Члены Цеха даже не сразу договорились, что из классики предпочесть в качестве образца. Первое время в этом качестве фигурировали и Расин, и французские парнасцы, и античная трагедия. И лишь позже за идеал было принято творчество Пушкина. Позднее Адамович написал, что провозглашался «Пушкин как метод, как отношение к творчеству, как анти-поза»[72]. К. Мочульский уже прямо говорил о неоклассицизме как «пушкинизме в современной поэзии»[73]. Эти устремления сказались и на стихах. Вадим Крейд находит, что периоду «неоклассицизма» в творчестве Мандельштама, Ахматовой и Георгия Иванова соответствует большее, чем до того, количество условно-поэтических эпитетов, лексически близких пушкинскому словарю[74]. Рецензент альманаха «Дракон» счел, что и в стихах Адамовича этой поры «слишком явно слышатся перепевы из Пушкина»[75].

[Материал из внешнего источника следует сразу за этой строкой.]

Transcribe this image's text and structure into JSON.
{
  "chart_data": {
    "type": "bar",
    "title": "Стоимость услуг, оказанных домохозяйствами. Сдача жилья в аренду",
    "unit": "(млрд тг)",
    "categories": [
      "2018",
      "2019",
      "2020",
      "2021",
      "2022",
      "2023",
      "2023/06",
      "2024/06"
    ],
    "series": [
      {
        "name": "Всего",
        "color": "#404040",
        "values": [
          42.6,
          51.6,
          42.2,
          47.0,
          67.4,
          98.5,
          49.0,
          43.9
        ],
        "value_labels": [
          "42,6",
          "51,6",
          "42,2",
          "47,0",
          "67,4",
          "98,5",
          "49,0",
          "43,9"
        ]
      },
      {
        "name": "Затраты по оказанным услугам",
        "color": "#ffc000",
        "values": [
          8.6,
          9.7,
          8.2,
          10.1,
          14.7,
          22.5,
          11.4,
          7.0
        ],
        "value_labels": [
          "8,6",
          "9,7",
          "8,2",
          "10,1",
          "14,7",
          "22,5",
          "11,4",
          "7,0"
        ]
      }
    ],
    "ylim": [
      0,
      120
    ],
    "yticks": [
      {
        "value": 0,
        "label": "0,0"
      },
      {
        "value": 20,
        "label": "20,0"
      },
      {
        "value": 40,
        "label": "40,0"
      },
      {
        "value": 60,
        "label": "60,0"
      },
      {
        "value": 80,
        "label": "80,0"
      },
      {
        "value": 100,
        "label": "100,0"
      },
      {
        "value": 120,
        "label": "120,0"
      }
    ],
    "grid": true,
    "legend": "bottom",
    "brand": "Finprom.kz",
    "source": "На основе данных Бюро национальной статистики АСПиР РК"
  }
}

Многие программные положения акмеизма перешли неизменными в «неоклассицизм», и в первую очередь понятие «меры», соразмерности всех частей и уровней стихотворения. Члены третьего Цеха поэтов были убеждены в том, что прогресса в искусстве нет и быть не может, и формула стихотворения Георгия Иванова «Меняется прическа и костюм…» очень напоминает манифест:
И черни, требующей новизны,
Он говорит: «Нет новизны. Есть мера.
А вы мне отвратительно-смешны,
Как варвар, критикующий Гомера!»
Другим краеугольным принципом «неоклассицизма» стало также общее для акмеистов убеждение в том, что «слово должно значить то, что значит». Положение это в различных вариациях можно найти и в ранних манифестах Гумилева и Городецкого, и в статьях начала 20-х годов Мандельштама и Адамовича[76].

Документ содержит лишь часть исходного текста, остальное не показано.